The initiative by the Federation of German Criminal Police Officers (BDK) wants to ensure judges take elderly criminals' age and personal circumstances - such as growing age-related poverty - into account when handing out prison sentences or fines.

According to BDK figures, six percent of all criminals are currently over 60 and 70 percent of them are first-time offenders - many of them discovering the possibilities of online fraud.

André Schulz, head of the BDK, told the Hamburger Morgenpost back in February that pensioners are driven to crime because they cannot pay their rent or buy their food.

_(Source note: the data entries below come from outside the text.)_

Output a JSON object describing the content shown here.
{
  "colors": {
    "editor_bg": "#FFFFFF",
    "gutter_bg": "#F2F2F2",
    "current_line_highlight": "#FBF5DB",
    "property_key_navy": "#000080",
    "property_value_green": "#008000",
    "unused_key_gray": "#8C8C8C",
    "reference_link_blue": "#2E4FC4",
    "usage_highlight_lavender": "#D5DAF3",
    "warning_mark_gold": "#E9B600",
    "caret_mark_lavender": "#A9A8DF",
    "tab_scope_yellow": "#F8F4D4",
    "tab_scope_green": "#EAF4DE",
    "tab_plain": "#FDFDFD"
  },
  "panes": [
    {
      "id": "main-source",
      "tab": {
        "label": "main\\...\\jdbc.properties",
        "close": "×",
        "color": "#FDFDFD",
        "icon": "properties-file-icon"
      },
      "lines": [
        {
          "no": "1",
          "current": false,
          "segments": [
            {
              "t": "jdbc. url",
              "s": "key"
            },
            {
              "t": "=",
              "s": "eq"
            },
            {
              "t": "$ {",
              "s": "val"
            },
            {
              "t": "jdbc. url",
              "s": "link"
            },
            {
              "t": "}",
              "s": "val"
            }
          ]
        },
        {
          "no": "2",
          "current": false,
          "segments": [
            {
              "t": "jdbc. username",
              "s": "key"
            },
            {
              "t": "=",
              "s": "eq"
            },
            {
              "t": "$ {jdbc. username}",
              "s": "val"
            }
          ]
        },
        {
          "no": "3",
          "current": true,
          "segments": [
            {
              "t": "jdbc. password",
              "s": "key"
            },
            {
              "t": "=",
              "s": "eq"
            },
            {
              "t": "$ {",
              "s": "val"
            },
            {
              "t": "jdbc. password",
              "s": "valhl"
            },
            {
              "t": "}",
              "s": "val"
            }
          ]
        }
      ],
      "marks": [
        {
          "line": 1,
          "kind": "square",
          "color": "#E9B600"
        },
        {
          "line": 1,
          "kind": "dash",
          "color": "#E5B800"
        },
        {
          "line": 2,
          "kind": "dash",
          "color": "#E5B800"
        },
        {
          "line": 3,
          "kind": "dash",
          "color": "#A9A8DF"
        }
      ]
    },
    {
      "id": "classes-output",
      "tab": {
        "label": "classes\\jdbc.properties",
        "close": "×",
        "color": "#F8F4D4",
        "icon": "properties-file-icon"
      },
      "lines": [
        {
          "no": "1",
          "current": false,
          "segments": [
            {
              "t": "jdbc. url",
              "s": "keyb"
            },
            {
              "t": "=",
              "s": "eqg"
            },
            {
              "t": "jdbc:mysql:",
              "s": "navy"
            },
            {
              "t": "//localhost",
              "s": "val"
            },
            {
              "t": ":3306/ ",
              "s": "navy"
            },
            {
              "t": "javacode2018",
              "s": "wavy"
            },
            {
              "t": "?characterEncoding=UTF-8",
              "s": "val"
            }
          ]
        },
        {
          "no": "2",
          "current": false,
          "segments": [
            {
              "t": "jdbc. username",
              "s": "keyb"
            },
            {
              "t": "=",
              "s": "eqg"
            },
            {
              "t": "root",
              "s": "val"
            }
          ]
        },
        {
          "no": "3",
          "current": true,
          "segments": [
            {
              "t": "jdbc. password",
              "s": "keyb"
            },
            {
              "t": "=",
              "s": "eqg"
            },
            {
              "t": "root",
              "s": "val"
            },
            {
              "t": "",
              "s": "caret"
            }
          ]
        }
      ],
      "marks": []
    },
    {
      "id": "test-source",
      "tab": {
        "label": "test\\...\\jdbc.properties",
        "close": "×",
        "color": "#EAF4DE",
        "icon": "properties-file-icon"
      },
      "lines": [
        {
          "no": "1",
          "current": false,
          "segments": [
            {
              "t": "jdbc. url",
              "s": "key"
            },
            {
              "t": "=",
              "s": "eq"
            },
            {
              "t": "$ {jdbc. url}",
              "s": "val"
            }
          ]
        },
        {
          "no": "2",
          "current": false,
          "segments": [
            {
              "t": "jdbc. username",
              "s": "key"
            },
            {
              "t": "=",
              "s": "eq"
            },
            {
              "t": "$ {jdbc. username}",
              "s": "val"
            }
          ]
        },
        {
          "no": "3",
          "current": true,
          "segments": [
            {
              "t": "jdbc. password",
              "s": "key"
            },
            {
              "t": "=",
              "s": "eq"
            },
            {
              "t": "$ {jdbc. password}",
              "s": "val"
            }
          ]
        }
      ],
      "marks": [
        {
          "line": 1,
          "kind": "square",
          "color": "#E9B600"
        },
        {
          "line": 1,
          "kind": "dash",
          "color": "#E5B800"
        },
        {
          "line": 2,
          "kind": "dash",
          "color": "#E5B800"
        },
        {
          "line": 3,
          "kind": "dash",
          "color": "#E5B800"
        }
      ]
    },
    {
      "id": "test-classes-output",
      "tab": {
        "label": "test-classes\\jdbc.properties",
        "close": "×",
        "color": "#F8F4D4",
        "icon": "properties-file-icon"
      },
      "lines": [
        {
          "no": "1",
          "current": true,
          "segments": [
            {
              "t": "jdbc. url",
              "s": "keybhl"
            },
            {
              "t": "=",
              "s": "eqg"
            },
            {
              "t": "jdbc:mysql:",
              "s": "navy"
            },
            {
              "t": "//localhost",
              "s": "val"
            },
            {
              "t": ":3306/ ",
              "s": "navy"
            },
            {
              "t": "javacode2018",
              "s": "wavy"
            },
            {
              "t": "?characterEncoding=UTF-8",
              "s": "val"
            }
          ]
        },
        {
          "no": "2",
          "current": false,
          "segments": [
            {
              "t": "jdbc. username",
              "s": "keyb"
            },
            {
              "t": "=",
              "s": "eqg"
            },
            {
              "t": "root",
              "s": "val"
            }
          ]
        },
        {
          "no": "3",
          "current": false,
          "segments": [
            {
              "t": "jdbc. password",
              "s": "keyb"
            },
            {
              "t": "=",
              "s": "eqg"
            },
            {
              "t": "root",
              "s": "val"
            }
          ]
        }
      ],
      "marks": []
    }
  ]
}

And, said Schulz, Germany's rapidly aging population will mean the proportion of criminals over the age of 60 will only rise in the coming years, wrote the paper.

But critics of the scheme - such as North Rhine-Westphalian Justice Minister Thomas Kutschaty - say giving pensioners breaks in the same way as juveniles is both superfluous and potentially ageist.

"The regional government does not see a need to introduce a separate criminal law for senior citizens," wrote Kutschaty on Monday in a reply to a parliamentary inquiry by the regional opposition Conservative (CDU) fraction.

Under existing law, wrote the minister, judges can already take into account personal circumstances - including age - as well as the effect of the punishment.

Also, he said, the demographic shift has not yet seen rocketing numbers of pick-pocketing pensioners.

Between 2007 and 2011, the number of convicted criminals over the age of 60 in North Rhine-Westphalia - Germany's most populous state - has only risen by 59 to 7,540, representing a rise of from four to 4.2 percent of all convicts, said Kutschaty.

Meanwhile, it was wrong to compare senior citizens to juveniles, he said. Young people could be let off lighter because they were not yet mature enough to see consequences of their actions - not something which could be said of pensioners.